Before a seed company releases a new hybrid, it is rigorously tested under multiple environments. A seed company will bring a hybrid to the market only if it has some significant advantage over other hybrids it currently sells. Higher yield is always the goal, and the goal is accomplished when the hybrid has a higher yield potential under optimum conditions or has better defensive traits that equip the hybrid to better withstand abiotic and biotic stress for higher yield.
Abiotic or nonliving stress typically is caused by drought and high temperatures. Since growers tend to plant sorghum in dry environments, breeders spend a large portion of their efforts developing sorghum hybrids that can withstand periods of drought and still maintain yield potential. In addition, combating heat stress from high temperatures should be important to growers.
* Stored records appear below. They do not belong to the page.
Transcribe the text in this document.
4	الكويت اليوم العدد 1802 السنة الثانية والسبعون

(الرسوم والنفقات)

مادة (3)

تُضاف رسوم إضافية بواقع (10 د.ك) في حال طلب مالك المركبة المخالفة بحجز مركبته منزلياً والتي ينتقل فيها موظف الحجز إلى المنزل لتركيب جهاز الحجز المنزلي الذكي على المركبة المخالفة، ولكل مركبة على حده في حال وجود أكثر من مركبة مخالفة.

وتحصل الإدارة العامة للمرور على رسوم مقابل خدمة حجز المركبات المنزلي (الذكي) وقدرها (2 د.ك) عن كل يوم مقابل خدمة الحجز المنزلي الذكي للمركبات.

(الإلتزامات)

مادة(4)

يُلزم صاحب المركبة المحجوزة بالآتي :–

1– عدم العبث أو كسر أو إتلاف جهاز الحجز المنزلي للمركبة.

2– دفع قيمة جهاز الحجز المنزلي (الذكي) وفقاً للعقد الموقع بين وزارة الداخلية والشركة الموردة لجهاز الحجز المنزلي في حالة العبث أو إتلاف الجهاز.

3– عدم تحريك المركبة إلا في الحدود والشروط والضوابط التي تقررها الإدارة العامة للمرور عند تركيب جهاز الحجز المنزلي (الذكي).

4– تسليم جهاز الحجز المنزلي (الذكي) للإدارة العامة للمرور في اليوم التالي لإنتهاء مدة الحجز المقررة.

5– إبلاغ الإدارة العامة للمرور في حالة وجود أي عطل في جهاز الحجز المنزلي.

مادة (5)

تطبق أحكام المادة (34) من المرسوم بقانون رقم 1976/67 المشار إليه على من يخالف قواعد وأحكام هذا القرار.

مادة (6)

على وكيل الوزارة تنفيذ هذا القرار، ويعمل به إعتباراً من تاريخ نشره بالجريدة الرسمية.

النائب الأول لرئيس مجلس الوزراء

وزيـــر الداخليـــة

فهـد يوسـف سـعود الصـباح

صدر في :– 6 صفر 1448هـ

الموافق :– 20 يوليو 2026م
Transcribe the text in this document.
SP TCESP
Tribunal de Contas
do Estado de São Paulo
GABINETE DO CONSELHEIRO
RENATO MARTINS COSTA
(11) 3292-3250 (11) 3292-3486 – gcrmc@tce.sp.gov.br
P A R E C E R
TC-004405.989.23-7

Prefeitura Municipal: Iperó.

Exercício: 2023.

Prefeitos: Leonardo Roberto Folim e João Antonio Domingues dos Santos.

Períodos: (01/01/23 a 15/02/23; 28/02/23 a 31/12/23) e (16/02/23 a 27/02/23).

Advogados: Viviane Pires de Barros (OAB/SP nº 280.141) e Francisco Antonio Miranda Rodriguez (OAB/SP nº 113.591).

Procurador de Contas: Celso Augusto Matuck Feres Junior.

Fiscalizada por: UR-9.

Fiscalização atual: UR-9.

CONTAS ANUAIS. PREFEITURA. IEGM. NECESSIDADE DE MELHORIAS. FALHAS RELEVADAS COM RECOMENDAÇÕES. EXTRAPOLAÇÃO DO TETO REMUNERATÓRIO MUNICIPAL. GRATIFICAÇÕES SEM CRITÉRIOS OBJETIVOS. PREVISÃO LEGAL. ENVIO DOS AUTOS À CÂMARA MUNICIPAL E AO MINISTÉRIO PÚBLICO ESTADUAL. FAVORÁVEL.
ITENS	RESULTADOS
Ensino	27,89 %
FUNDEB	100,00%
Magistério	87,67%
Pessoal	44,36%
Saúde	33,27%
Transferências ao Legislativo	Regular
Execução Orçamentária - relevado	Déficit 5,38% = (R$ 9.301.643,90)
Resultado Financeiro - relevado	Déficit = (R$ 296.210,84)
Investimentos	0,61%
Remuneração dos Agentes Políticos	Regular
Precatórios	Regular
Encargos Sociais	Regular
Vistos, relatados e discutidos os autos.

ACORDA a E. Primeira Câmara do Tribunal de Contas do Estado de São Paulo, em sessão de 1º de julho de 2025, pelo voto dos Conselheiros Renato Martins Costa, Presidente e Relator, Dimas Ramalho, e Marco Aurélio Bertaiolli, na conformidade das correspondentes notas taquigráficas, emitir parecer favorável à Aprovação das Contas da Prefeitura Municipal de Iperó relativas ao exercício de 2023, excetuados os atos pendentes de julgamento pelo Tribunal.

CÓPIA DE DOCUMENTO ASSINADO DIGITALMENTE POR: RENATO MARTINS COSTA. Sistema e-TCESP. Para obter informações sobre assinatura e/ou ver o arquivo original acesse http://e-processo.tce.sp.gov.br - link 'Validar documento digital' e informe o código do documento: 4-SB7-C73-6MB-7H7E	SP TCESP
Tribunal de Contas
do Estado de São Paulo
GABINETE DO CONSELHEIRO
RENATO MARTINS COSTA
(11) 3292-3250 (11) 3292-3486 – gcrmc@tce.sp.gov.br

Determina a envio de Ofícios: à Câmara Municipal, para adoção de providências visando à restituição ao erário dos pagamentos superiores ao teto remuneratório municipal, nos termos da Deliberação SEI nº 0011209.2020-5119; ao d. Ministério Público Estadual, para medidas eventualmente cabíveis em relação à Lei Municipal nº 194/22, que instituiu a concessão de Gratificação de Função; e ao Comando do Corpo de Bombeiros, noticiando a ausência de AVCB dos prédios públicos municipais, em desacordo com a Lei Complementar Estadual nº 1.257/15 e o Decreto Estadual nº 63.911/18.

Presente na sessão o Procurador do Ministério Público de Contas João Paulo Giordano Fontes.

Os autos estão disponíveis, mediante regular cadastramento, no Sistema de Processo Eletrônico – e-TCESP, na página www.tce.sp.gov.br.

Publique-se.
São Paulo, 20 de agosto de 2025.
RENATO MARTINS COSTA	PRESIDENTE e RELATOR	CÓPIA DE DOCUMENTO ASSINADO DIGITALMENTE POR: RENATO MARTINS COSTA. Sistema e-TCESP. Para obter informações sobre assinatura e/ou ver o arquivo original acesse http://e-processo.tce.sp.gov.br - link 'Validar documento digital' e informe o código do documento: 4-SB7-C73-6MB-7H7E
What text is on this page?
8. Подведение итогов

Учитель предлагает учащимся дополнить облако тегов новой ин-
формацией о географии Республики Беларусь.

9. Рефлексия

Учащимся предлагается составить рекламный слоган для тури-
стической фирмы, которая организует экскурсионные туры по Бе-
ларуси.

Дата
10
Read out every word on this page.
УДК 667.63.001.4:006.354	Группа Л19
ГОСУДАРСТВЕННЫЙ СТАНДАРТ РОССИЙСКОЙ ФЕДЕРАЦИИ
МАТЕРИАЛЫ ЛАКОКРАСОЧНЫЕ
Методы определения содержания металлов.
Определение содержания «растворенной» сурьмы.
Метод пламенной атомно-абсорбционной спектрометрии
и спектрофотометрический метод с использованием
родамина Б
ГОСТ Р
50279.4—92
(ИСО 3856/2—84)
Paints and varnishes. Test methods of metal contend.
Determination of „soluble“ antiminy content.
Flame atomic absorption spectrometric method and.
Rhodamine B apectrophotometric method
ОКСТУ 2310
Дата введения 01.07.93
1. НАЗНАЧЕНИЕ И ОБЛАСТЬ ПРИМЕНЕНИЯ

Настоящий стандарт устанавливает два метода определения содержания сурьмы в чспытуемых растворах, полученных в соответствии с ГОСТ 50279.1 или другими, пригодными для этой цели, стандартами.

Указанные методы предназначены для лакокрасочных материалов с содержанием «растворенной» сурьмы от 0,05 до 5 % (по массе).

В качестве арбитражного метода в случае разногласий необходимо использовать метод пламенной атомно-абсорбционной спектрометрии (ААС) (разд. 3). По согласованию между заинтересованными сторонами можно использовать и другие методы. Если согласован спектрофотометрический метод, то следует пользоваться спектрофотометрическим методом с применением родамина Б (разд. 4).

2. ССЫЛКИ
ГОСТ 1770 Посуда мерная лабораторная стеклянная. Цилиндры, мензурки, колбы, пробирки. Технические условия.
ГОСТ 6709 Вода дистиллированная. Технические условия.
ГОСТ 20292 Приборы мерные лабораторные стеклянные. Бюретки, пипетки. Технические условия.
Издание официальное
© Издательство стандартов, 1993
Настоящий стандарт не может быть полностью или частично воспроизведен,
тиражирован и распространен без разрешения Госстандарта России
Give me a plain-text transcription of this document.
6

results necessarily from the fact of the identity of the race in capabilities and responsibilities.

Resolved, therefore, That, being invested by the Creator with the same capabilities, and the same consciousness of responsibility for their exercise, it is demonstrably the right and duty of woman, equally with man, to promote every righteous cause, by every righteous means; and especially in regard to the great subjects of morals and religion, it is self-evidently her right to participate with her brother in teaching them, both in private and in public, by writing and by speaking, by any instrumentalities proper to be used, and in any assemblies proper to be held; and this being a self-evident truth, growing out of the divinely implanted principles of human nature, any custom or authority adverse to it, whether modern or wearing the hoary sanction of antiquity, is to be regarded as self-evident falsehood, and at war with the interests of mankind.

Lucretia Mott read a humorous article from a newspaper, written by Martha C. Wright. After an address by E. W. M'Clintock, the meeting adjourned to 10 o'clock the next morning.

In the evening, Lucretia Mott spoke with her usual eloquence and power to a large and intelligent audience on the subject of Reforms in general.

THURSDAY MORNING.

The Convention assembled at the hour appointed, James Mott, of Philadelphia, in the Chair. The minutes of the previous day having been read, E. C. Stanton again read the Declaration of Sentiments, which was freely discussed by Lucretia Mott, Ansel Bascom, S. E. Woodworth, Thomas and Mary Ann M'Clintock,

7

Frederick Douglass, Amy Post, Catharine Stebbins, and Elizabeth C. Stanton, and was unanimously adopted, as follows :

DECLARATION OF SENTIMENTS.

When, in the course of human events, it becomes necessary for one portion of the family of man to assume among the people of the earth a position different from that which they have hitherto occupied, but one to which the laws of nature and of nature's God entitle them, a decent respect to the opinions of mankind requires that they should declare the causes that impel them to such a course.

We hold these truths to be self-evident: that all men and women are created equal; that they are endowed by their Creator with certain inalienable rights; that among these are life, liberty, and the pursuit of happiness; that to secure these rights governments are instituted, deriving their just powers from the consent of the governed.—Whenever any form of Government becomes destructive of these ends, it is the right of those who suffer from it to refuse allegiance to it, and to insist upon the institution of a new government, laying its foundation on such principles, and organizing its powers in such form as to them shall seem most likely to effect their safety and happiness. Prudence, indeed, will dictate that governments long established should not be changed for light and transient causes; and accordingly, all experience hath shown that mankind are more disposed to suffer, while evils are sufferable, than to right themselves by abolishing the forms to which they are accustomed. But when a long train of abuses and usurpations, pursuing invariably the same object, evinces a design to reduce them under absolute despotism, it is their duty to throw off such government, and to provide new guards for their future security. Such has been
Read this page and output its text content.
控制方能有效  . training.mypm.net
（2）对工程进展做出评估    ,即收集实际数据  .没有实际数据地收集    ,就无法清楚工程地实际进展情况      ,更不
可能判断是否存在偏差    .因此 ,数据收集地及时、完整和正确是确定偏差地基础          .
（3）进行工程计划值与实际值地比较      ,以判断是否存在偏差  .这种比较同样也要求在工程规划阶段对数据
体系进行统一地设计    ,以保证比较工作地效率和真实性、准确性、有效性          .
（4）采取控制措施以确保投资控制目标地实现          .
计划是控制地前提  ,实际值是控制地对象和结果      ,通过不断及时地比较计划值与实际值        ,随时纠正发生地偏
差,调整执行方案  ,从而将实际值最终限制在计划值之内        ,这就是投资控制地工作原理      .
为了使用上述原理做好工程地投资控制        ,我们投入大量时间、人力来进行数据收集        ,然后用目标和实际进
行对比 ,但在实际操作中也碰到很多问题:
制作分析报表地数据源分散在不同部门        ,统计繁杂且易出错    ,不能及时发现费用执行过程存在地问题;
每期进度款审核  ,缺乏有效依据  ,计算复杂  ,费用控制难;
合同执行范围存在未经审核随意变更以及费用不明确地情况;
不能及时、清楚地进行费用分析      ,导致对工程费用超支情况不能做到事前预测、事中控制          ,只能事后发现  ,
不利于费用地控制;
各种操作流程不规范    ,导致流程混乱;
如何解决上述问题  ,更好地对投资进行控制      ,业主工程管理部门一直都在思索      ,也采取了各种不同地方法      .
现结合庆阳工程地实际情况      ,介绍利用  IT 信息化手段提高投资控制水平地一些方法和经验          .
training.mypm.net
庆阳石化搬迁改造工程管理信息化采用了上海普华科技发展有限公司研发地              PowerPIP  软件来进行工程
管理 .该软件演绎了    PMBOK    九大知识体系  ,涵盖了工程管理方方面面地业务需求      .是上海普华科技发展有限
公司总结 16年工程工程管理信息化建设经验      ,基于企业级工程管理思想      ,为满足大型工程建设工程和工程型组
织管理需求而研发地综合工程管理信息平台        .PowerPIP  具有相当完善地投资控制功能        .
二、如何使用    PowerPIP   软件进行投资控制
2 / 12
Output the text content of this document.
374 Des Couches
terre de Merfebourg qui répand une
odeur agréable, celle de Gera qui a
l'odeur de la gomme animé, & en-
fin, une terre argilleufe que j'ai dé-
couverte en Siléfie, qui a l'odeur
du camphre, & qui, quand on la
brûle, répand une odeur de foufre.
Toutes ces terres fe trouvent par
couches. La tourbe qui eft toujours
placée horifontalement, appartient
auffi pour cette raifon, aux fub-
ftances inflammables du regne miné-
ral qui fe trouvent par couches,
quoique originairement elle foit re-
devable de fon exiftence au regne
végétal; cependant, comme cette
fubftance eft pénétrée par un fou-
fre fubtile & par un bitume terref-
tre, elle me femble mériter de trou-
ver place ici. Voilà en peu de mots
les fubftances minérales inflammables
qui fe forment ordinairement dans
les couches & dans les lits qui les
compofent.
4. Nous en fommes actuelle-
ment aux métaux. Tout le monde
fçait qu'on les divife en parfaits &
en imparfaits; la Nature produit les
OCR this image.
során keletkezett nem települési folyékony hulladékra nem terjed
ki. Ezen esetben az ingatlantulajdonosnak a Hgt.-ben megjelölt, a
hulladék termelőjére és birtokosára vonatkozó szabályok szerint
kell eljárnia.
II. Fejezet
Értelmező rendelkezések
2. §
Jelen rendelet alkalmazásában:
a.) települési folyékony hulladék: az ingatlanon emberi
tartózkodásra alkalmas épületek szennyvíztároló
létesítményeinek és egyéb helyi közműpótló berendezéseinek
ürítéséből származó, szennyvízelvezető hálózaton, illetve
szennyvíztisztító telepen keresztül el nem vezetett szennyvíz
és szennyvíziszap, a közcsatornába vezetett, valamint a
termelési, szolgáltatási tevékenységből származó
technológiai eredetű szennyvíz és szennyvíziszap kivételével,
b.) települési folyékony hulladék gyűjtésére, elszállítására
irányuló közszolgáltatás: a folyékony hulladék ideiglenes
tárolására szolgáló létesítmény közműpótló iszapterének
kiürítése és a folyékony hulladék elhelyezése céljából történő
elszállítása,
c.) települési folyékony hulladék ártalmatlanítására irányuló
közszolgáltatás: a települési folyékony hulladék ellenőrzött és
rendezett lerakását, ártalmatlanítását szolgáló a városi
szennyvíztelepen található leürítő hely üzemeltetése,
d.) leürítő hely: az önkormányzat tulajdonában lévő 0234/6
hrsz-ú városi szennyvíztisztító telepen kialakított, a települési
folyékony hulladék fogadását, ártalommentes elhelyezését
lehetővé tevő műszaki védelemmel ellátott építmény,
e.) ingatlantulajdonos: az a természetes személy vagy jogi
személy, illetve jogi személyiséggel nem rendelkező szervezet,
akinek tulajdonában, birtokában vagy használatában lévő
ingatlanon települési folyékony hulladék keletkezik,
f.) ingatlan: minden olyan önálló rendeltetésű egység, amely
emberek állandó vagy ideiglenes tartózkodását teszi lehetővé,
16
Much of the U.S. has experienced elevated temperatures over the last few years, and the condition is not expected to change anytime soon. Moving forward, breeders will place more emphasis on developing sorghum hybrids that can withstand heat stress.
Biotic or living stress usually is caused by insects or diseases. In recent years, breeders have put considerable effort into identifying parental lines that possess sugarcane aphid tolerance and developing aphid-resistant hybrids. Many of the new hybrids set for release in 2020 have superior sugarcane aphid tolerance while maintaining or even increasing yield potential. For regions where diseases are an issue, some of the new hybrids have improved anthracnose resistance.
Although new hybrids with herbicide tolerance will not hit the market in 2020, hybrids are in the pipeline with tolerance to acetyl-CoA carboxylase, sulfonylurea and imidazolinone herbicides. Breeders developed each of these technologies using conventional breeding techniques to produce non-GMO sorghum hybrids.
In the near future, growers can expect the introduction of sorghum hybrids at a faster pace as breeders adopt new breeding techniques. The use of double haploid technology should reduce the time it takes to develop new hybrids by at least four years. In addition, gains in knowledge about the genetic mapping of genes on chromosomes, coupled with powerful computer programs, will make breeders much more efficient at selecting superior parental lines for cross-breeding to develop higher-performing sorghum hybrids.